Il est là, entre deux étages, à changer une ampoule. Torse bombé sous sa chemise, gentil concierge français expatrié. Sourire échangé, électrique. ‘Une petite fuite dans mon appart, vous pourriez jeter un œil ? Mon mari n’est pas là.’ Voix suave, yeux pétillants. Il acquiesce, prend ses outils. On monte. Cuisine impeccable, propreté maniaque. Je désigne l’évier : ‘Voilà, ça goutte. J’ai essayé, me suis retrouvée trempée.’
L’Approche : frisson de la rencontre imprévue
Il s’agenouille, ouvre le meuble. Jambes dans son champ de vision. Dialogue glisse, double sens : ‘C’est pas trop serré, bien lubrifié.’ ‘Il faut que la pièce pénètre bien.’ ‘Elle doit être bien dure.’ Ma chatte palpite déjà. Érection visible sous son pantalon. Je tends la main : ‘Vérifiez vous-même.’ Paume sur sa queue raide. ‘Plus que je n’espérais !’ Je recule, soulève jupe. Slip dentelle blanche, transparent. ‘À votre convenance ?’ Il halète. J’enlève tout, m’assois sur le fauteuil, écarte les cuisses. Buisson taillé, mouille qui perle. ‘La bonne position pour bosser, non ?’
Il plonge. ‘Bouffe-moi, je suis trempée.’ Langue vorace sur mon clito, lèvres aspirant ma liqueur sucrée, framboise et mûre. Doigts pincent, un dans la chatte, un dans le cul. Je m’arc-boute, seins libérés du soutif ajouré, tétons durs sous mes paumes. ‘Continue, salaud !’ Corps en feu, sueur luisante, mèches collées. Ville bruit dehors, ronron d’une voiture, fond sonore à notre vice. Orgasme explose : ‘I’m coming !’ Cuisses tremblent, mains dans ses cheveux, le plaque contre moi. Jus coule sur sa bouche.

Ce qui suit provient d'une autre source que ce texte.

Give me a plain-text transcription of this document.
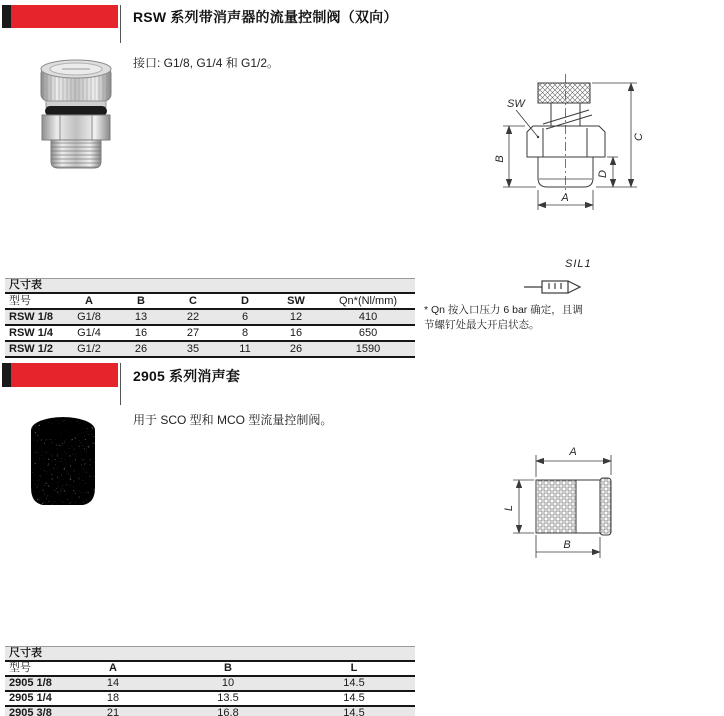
RSW 系列带消声器的流量控制阀（双向）
接口: G1/8, G1/4 和 G1/2。
SW
B
C
D
A
SIL1
* Qn 按入口压力 6 bar 确定，且调
节螺钉处最大开启状态。
尺寸表						
型号	A	B	C	D	SW	Qn*(Nl/mm)
RSW 1/8	G1/8	13	22	6	12	410
RSW 1/4	G1/4	16	27	8	16	650
RSW 1/2	G1/2	26	35	11	26	1590
2905 系列消声套
用于 SCO 型和 MCO 型流量控制阀。
A
L
B
尺寸表			
型号	A	B	L
2905 1/8	14	10	14.5
2905 1/4	18	13.5	14.5
2905 3/8	21	16.8	14.5
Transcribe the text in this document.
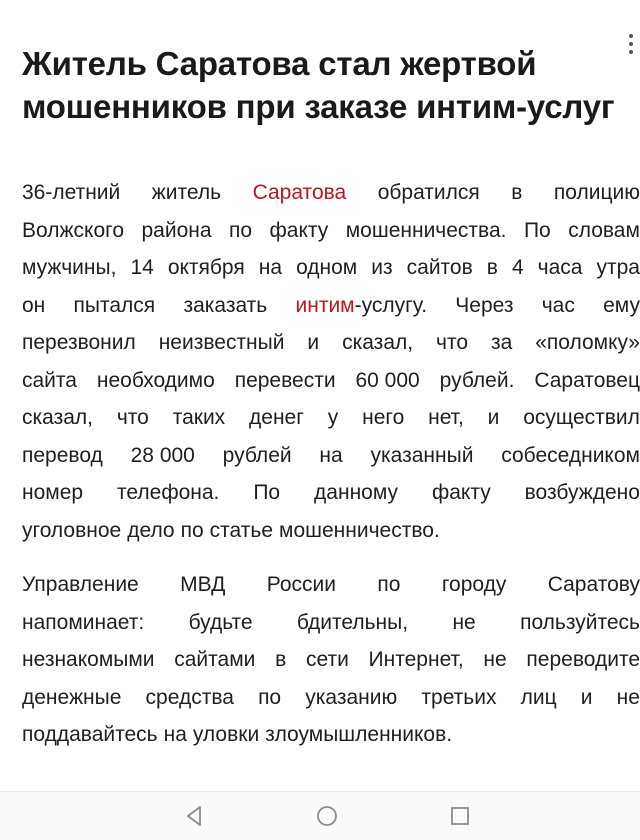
Житель Саратова стал жертвой мошенников при заказе интим-услуг
36-летний житель Саратова обратился в полицию
Волжского района по факту мошенничества. По словам
мужчины, 14 октября на одном из сайтов в 4 часа утра
он пытался заказать интим-услугу. Через час ему
перезвонил неизвестный и сказал, что за «поломку»
сайта необходимо перевести 60 000 рублей. Саратовец
сказал, что таких денег у него нет, и осуществил
перевод 28 000 рублей на указанный собеседником
номер телефона. По данному факту возбуждено
уголовное дело по статье мошенничество.
Управление МВД России по городу Саратову
напоминает: будьте бдительны, не пользуйтесь
незнакомыми сайтами в сети Интернет, не переводите
денежные средства по указанию третьих лиц и не
поддавайтесь на уловки злоумышленников.
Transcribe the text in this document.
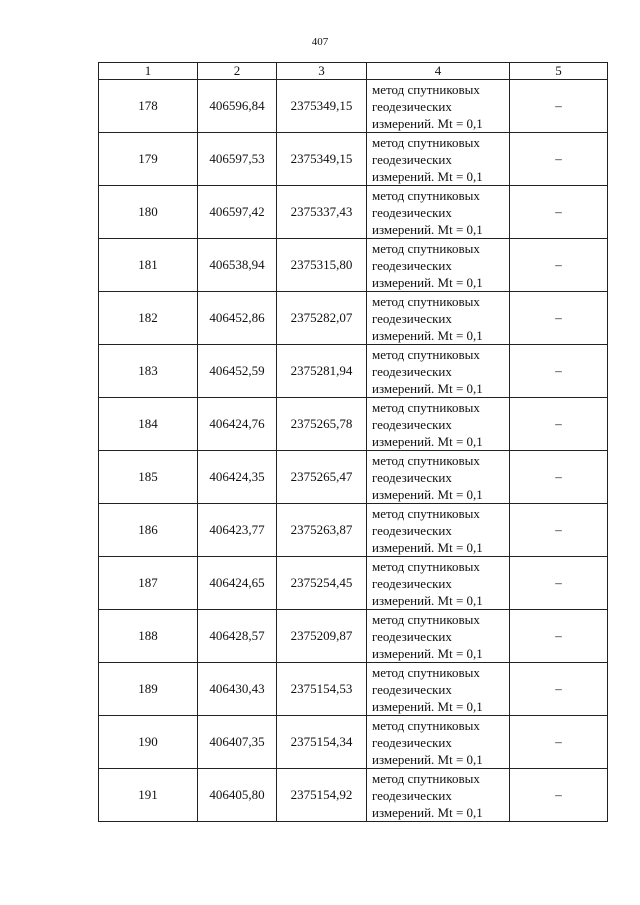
407
1	2	3	4	5
178	406596,84	2375349,15	метод спутниковых
геодезических
измерений. Mt = 0,1	–
179	406597,53	2375349,15	метод спутниковых
геодезических
измерений. Mt = 0,1	–
180	406597,42	2375337,43	метод спутниковых
геодезических
измерений. Mt = 0,1	–
181	406538,94	2375315,80	метод спутниковых
геодезических
измерений. Mt = 0,1	–
182	406452,86	2375282,07	метод спутниковых
геодезических
измерений. Mt = 0,1	–
183	406452,59	2375281,94	метод спутниковых
геодезических
измерений. Mt = 0,1	–
184	406424,76	2375265,78	метод спутниковых
геодезических
измерений. Mt = 0,1	–
185	406424,35	2375265,47	метод спутниковых
геодезических
измерений. Mt = 0,1	–
186	406423,77	2375263,87	метод спутниковых
геодезических
измерений. Mt = 0,1	–
187	406424,65	2375254,45	метод спутниковых
геодезических
измерений. Mt = 0,1	–
188	406428,57	2375209,87	метод спутниковых
геодезических
измерений. Mt = 0,1	–
189	406430,43	2375154,53	метод спутниковых
геодезических
измерений. Mt = 0,1	–
190	406407,35	2375154,34	метод спутниковых
геодезических
измерений. Mt = 0,1	–
191	406405,80	2375154,92	метод спутниковых
геодезических
измерений. Mt = 0,1	–
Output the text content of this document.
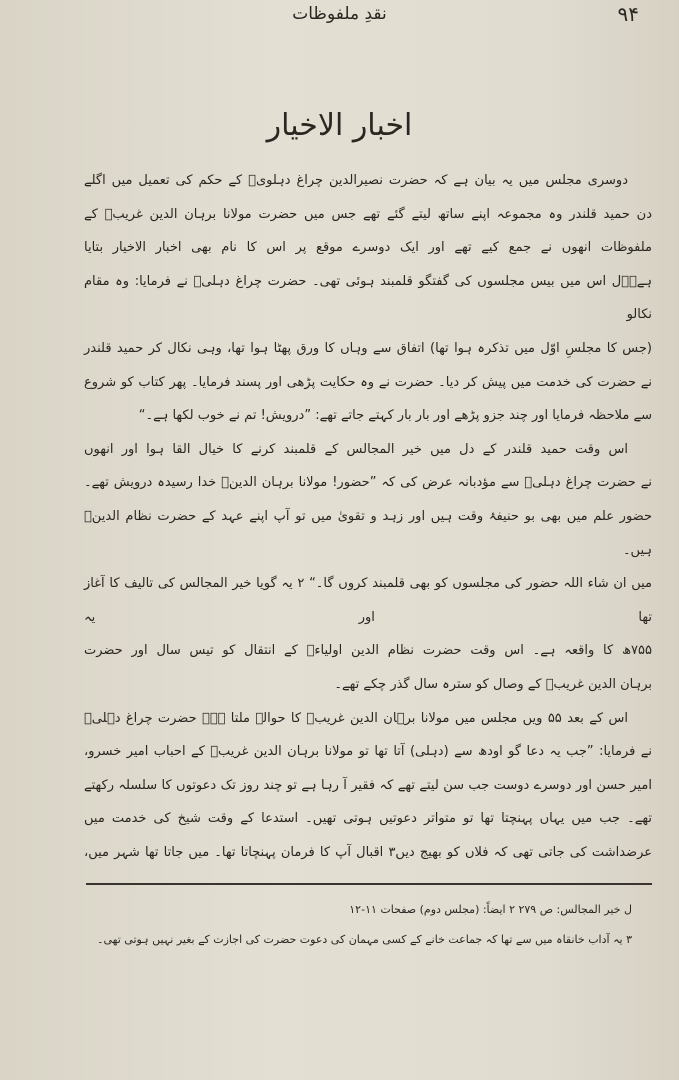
۹۴
نقدِ ملفوظات
اخبار الاخیار
دوسری مجلس میں یہ بیان ہے کہ حضرت نصیرالدین چراغ دہلویؒ کے حکم کی تعمیل میں اگلے
دن حمید قلندر وہ مجموعہ اپنے ساتھ لیتے گئے تھے جس میں حضرت مولانا برہان الدین غریبؒ کے
ملفوظات انھوں نے جمع کیے تھے اور ایک دوسرے موقع پر اس کا نام بھی اخبار الاخیار بتایا
ہے۔ؔل اس میں بیس مجلسوں کی گفتگو قلمبند ہوئی تھی۔ حضرت چراغ دہلیؒ نے فرمایا: وہ مقام نکالو
(جس کا مجلسِ اوّل میں تذکرہ ہوا تھا) اتفاق سے وہاں کا ورق پھٹا ہوا تھا، وہی نکال کر حمید قلندر
نے حضرت کی خدمت میں پیش کر دیا۔ حضرت نے وہ حکایت پڑھی اور پسند فرمایا۔ پھر کتاب کو شروع
سے ملاحظہ فرمایا اور چند جزو پڑھے اور بار بار کہتے جاتے تھے: ”درویش! تم نے خوب لکھا ہے۔“
اس وقت حمید قلندر کے دل میں خیر المجالس کے قلمبند کرنے کا خیال القا ہوا اور انھوں
نے حضرت چراغ دہلیؒ سے مؤدبانہ عرض کی کہ ”حضور! مولانا برہان الدینؒ خدا رسیدہ درویش تھے۔
حضور علم میں بھی بو حنیفۂ وقت ہیں اور زہد و تقویٰ میں تو آپ اپنے عہد کے حضرت نظام الدینؒ ہیں۔
میں ان شاء اللہ حضور کی مجلسوں کو بھی قلمبند کروں گا۔“ ۲ یہ گویا خیر المجالس کی تالیف کا آغاز تھا اور یہ
۷۵۵ھ کا واقعہ ہے۔ اس وقت حضرت نظام الدین اولیاءؒ کے انتقال کو تیس سال اور حضرت
برہان الدین غریبؒ کے وصال کو سترہ سال گذر چکے تھے۔
اس کے بعد ۵۵ ویں مجلس میں مولانا برہان الدین غریبؒ کا حوالہ ملتا ہے۔ حضرت چراغ دہلیؒ
نے فرمایا: ”جب یہ دعا گو اودھ سے (دہلی) آتا تھا تو مولانا برہان الدین غریبؒ کے احباب امیر خسرو،
امیر حسن اور دوسرے دوست جب سن لیتے تھے کہ فقیر آ رہا ہے تو چند روز تک دعوتوں کا سلسلہ رکھتے
تھے۔ جب میں یہاں پہنچتا تھا تو متواتر دعوتیں ہوتی تھیں۔ استدعا کے وقت شیخ کی خدمت میں
عرضداشت کی جاتی تھی کہ فلاں کو بھیج دیں۳ اقبال آپ کا فرمان پہنچاتا تھا۔ میں جاتا تھا شہر میں،
ل خیر المجالس: ص ۲۷۹ ۲ ایضاً: (مجلس دوم) صفحات ۱۱-۱۲
۳ یہ آداب خانقاہ میں سے تھا کہ جماعت خانے کے کسی مہمان کی دعوت حضرت کی اجازت کے بغیر نہیں ہوتی تھی۔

L’Explosion : plaisir brut et dialogues sales
Pelloche saliveuse, goût de moi sur sa langue. Pantelante, je me lève : ‘Encore du bricolage dans la chambre.’ On titube, porte claque. Draps frais d’hôtel, lumière tamisée filtrant rideaux. Je le pousse sur le lit, défais sa ceinture. Queue épaisse, veinée, jaillit. ‘Putain, ce que je veux ça.’ Je l’engloutis, gorge profonde, salive dégouline. Il gémit, mains sur mes seins. Puis il me renverse, écarte mes jambes. ‘Vas-y, baise-moi fort.’ Pénètre d’un coup, chatte étroite l’aspire. Va-et-vient brut, claquements de peaux, lits grince. ‘Plus profond, défonce-moi !’ Seins ballottent, on suinte, odeurs de sexe emplissent la pièce. Klaxons lointains se mêlent à nos cris. Il pince mon cul, doigte l’anus. Je griffe son dos. ‘Je jouis encore !’ Il se vide en moi, chaud, pulsant.
Corps emmêlés, souffles courts. Plaisir sans attaches. Heures plus tard, je me lève. Valise bouclée, clés rendues au desk en bas. Sourire complice, pas de mots. Taxi dehors, moteur ronronne vers l’aéroport. Londres s’efface, anonyme repart. Aucune trace, juste le frisson gravé dans ma chair.